Romo Syafii mengatakan program MBG mendapat respons positif dari masyarakat dan kalangan pesantren.
“Faktanya di lapangan program ini ditunggu masyarakat. Pesantren dan satuan pendidikan keagamaan merasakan langsung manfaat program MBG,” ujar Romo Syafii dalam kegiatan koordinasi percepatan Program MBG pada pondok pesantren bersama Badan Gizi Nasional dan Kantor Staf Presiden di Jakarta, Senin (11/5/2026).

Menurutnya, salah satu keunggulan penerapan MBG di pesantren terletak pada pola layanan yang lebih adaptif terhadap tradisi dan budaya santri. Bentuk dapur, pola penyajian makanan, hingga jadwal makan dapat disesuaikan dengan kebutuhan masing-masing pesantren dengan tetap memenuhi standar sanitasi dan higienitas Badan Gizi Nasional (BGN).
Sementara itu, Ketua Umum Relawan Muda Pro Prabowo, Rudi Sahabuddin, menilai pelaksanaan Program MBG di pesantren merupakan langkah strategis yang tidak hanya mendukung pemenuhan gizi santri, tetapi juga memperkuat kemandirian ekonomi pesantren dan masyarakat sekitar.
“Program Makan Bergizi Gratis di pesantren merupakan langkah strategis yang sangat tepat karena tidak hanya menyentuh aspek pemenuhan gizi santri, tetapi juga memperkuat kemandirian ekonomi pesantren dan masyarakat sekitar,” ujar Rudi Sahabuddin pada awak media, Rabu (13/5/2026).
Menurut Rudi, fleksibilitas pelaksanaan MBG di lingkungan pesantren menjadi keunggulan tersendiri karena mampu menyesuaikan dengan kultur dan tradisi santri tanpa mengabaikan standar kesehatan serta kualitas pangan.
“Kami melihat kebijakan yang adaptif seperti ini akan membuat program lebih mudah diterima dan dijalankan secara maksimal di lingkungan pesantren.
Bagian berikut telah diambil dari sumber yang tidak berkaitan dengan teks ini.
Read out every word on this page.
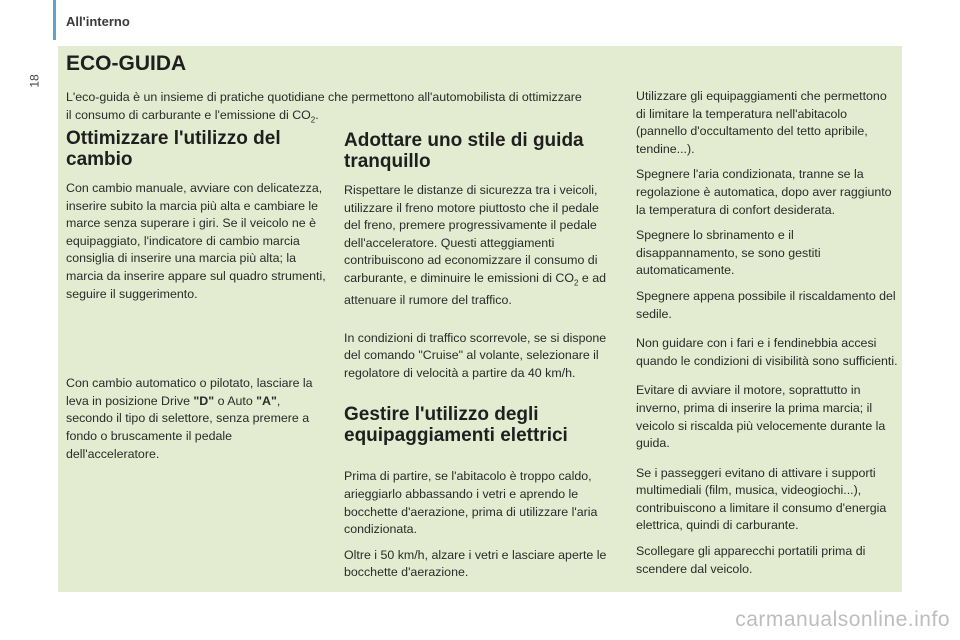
All'interno
18
ECO-GUIDA
L'eco-guida è un insieme di pratiche quotidiane che permettono all'automobilista di ottimizzare il consumo di carburante e l'emissione di $CO_2$.
Ottimizzare l'utilizzo del cambio

Con cambio manuale, avviare con delicatezza, inserire subito la marcia più alta e cambiare le marce senza superare i giri. Se il veicolo ne è equipaggiato, l'indicatore di cambio marcia consiglia di inserire una marcia più alta; la marcia da inserire appare sul quadro strumenti, seguire il suggerimento.

Con cambio automatico o pilotato, lasciare la leva in posizione Drive "D" o Auto "A", secondo il tipo di selettore, senza premere a fondo o bruscamente il pedale dell'acceleratore.

Adottare uno stile di guida tranquillo

Rispettare le distanze di sicurezza tra i veicoli, utilizzare il freno motore piuttosto che il pedale del freno, premere progressivamente il pedale dell'acceleratore. Questi atteggiamenti contribuiscono ad economizzare il consumo di carburante, e diminuire le emissioni di $CO_2$ e ad attenuare il rumore del traffico.

In condizioni di traffico scorrevole, se si dispone del comando "Cruise" al volante, selezionare il regolatore di velocità a partire da 40 km/h.

Gestire l'utilizzo degli equipaggiamenti elettrici

Prima di partire, se l'abitacolo è troppo caldo, arieggiarlo abbassando i vetri e aprendo le bocchette d'aerazione, prima di utilizzare l'aria condizionata.

Oltre i 50 km/h, alzare i vetri e lasciare aperte le bocchette d'aerazione.

Utilizzare gli equipaggiamenti che permettono di limitare la temperatura nell'abitacolo (pannello d'occultamento del tetto apribile, tendine...).

Spegnere l'aria condizionata, tranne se la regolazione è automatica, dopo aver raggiunto la temperatura di confort desiderata.

Spegnere lo sbrinamento e il disappannamento, se sono gestiti automaticamente.

Spegnere appena possibile il riscaldamento del sedile.

Non guidare con i fari e i fendinebbia accesi quando le condizioni di visibilità sono sufficienti.

Evitare di avviare il motore, soprattutto in inverno, prima di inserire la prima marcia; il veicolo si riscalda più velocemente durante la guida.

Se i passeggeri evitano di attivare i supporti multimediali (film, musica, videogiochi...), contribuiscono a limitare il consumo d'energia elettrica, quindi di carburante.

Scollegare gli apparecchi portatili prima di scendere dal veicolo.

carmanualsonline.info
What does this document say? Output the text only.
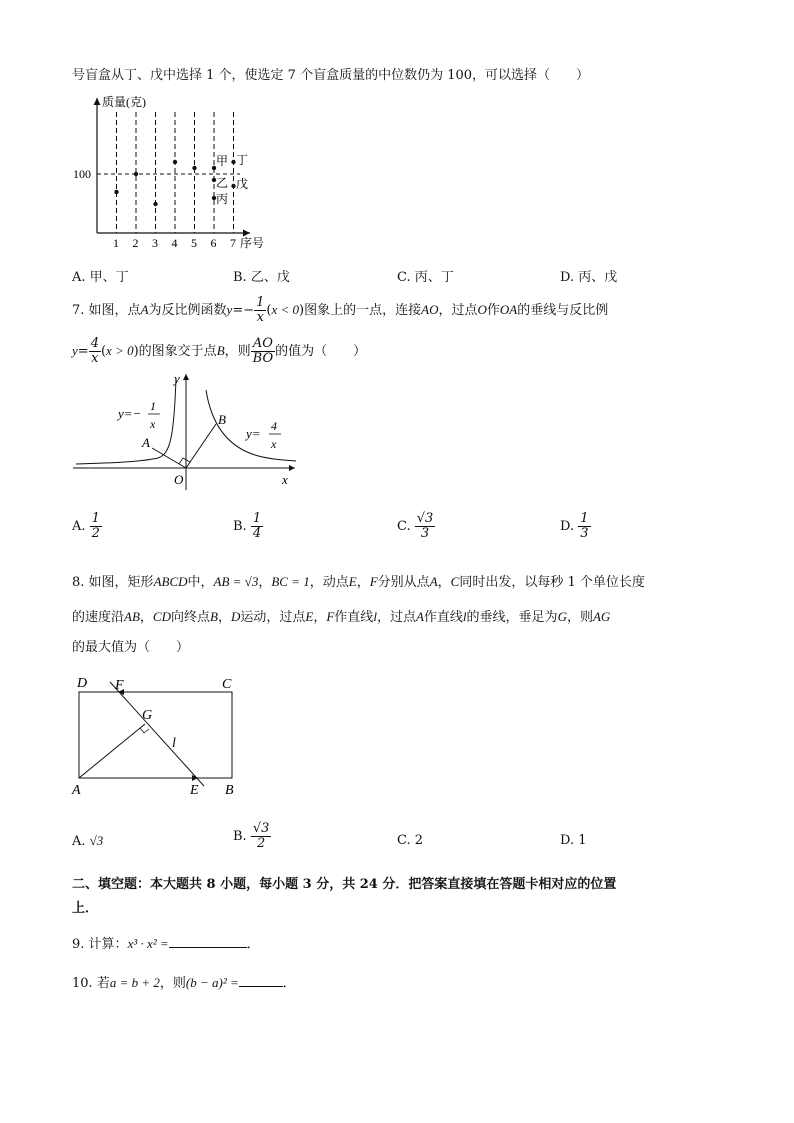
号盲盒从丁、戊中选择 1 个，使选定 7 个盲盒质量的中位数仍为 100，可以选择（　　）
质量(克)
序号
100
1 2 3 4 5 6 7
甲 丁
乙 戊
丙
A. 甲、丁	B. 乙、戊	C. 丙、丁	D. 丙、戊
7. 如图，点A为反比例函数$y=- \frac{1}{x} (x < 0)$图象上的一点，连接AO，过点O作OA的垂线与反比例
$y= \frac{4}{x} (x > 0)$的图象交于点B，则 $\frac{AO}{BO}$ 的值为（　　）
y
x
O
A
B
y=− 1
x
y= 4
x
A. $\frac{1}{2}$	B. $\frac{1}{4}$	C. $\frac{√3}{3}$	D. $\frac{1}{3}$
8. 如图，矩形ABCD中，AB = √3，BC = 1，动点E，F分别从点A，C同时出发，以每秒 1 个单位长度
的速度沿AB，CD向终点B，D运动，过点E，F作直线l，过点A作直线l的垂线，垂足为G，则AG
的最大值为（　　）
D F	C
G
l
A	E B
A. √3	B. $\frac{√3}{2}$	C. 2	D. 1
二、填空题：本大题共 8 小题，每小题 3 分，共 24 分．把答案直接填在答题卡相对应的位置
上．
9. 计算：x³ · x² =	．
10. 若a = b + 2，则(b − a)² =	．
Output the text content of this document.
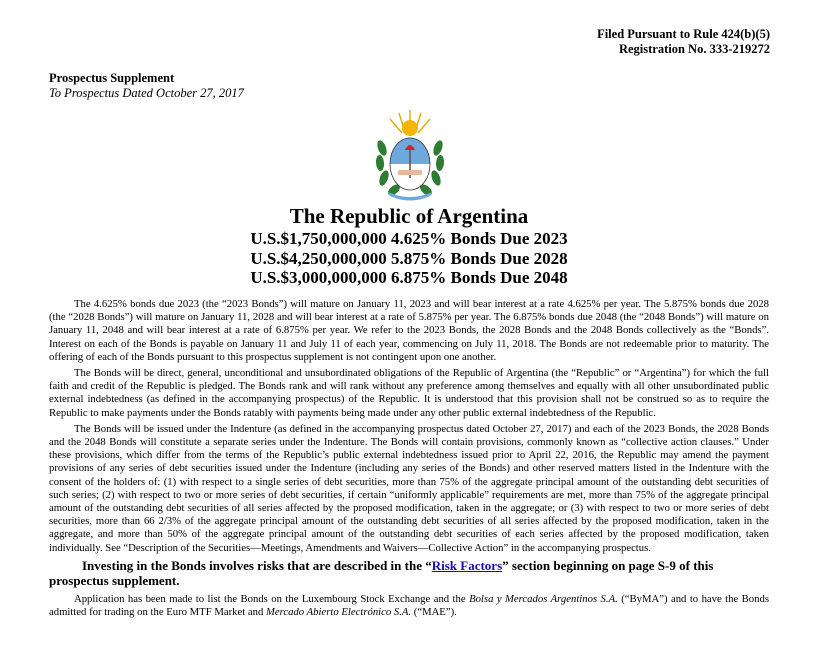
Filed Pursuant to Rule 424(b)(5)
Registration No. 333-219272
Prospectus Supplement
To Prospectus Dated October 27, 2017
The Republic of Argentina
U.S.$1,750,000,000 4.625% Bonds Due 2023
U.S.$4,250,000,000 5.875% Bonds Due 2028
U.S.$3,000,000,000 6.875% Bonds Due 2048

The 4.625% bonds due 2023 (the “2023 Bonds”) will mature on January 11, 2023 and will bear interest at a rate 4.625% per year. The 5.875% bonds due 2028 (the “2028 Bonds”) will mature on January 11, 2028 and will bear interest at a rate of 5.875% per year. The 6.875% bonds due 2048 (the “2048 Bonds”) will mature on January 11, 2048 and will bear interest at a rate of 6.875% per year. We refer to the 2023 Bonds, the 2028 Bonds and the 2048 Bonds collectively as the “Bonds”. Interest on each of the Bonds is payable on January 11 and July 11 of each year, commencing on July 11, 2018. The Bonds are not redeemable prior to maturity. The offering of each of the Bonds pursuant to this prospectus supplement is not contingent upon one another.

The Bonds will be direct, general, unconditional and unsubordinated obligations of the Republic of Argentina (the “Republic” or “Argentina”) for which the full faith and credit of the Republic is pledged. The Bonds rank and will rank without any preference among themselves and equally with all other unsubordinated public external indebtedness (as defined in the accompanying prospectus) of the Republic. It is understood that this provision shall not be construed so as to require the Republic to make payments under the Bonds ratably with payments being made under any other public external indebtedness of the Republic.

The Bonds will be issued under the Indenture (as defined in the accompanying prospectus dated October 27, 2017) and each of the 2023 Bonds, the 2028 Bonds and the 2048 Bonds will constitute a separate series under the Indenture. The Bonds will contain provisions, commonly known as “collective action clauses.” Under these provisions, which differ from the terms of the Republic’s public external indebtedness issued prior to April 22, 2016, the Republic may amend the payment provisions of any series of debt securities issued under the Indenture (including any series of the Bonds) and other reserved matters listed in the Indenture with the consent of the holders of: (1) with respect to a single series of debt securities, more than 75% of the aggregate principal amount of the outstanding debt securities of such series; (2) with respect to two or more series of debt securities, if certain “uniformly applicable” requirements are met, more than 75% of the aggregate principal amount of the outstanding debt securities of all series affected by the proposed modification, taken in the aggregate; or (3) with respect to two or more series of debt securities, more than 66 2/3% of the aggregate principal amount of the outstanding debt securities of all series affected by the proposed modification, taken in the aggregate, and more than 50% of the aggregate principal amount of the outstanding debt securities of each series affected by the proposed modification, taken individually. See “Description of the Securities—Meetings, Amendments and Waivers—Collective Action” in the accompanying prospectus.

Investing in the Bonds involves risks that are described in the “Risk Factors” section beginning on page S-9 of this prospectus supplement.

Application has been made to list the Bonds on the Luxembourg Stock Exchange and the Bolsa y Mercados Argentinos S.A. (“ByMA”) and to have the Bonds admitted for trading on the Euro MTF Market and Mercado Abierto Electrónico S.A. (“MAE”).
Tradisi seperti puasa Senin-Kamis maupun pola makan khas pesantren tetap bisa berjalan berdampingan dengan program MBG,” katanya.
Ia juga menilai keterlibatan pesantren dalam pengelolaan dapur MBG dapat membuka peluang ekonomi baru bagi masyarakat sekitar, khususnya pelaku usaha kecil dan petani lokal.
“Ketika satu dapur membutuhkan ribuan telur, sayur, tempe, dan bahan pangan lainnya setiap hari, maka akan ada perputaran ekonomi yang besar di tingkat bawah. Ini bukan hanya program makan gratis, tetapi juga penguatan ekonomi kerakyatan,” tegasnya.
Rudi berharap percepatan implementasi Program MBG di pesantren terus dikawal agar manfaatnya dapat dirasakan secara luas oleh para santri dan masyarakat.
“Kami mendukung penuh percepatan program ini karena dampaknya sangat nyata, baik untuk peningkatan kualitas generasi muda maupun pertumbuhan ekonomi masyarakat,” pungkasnya.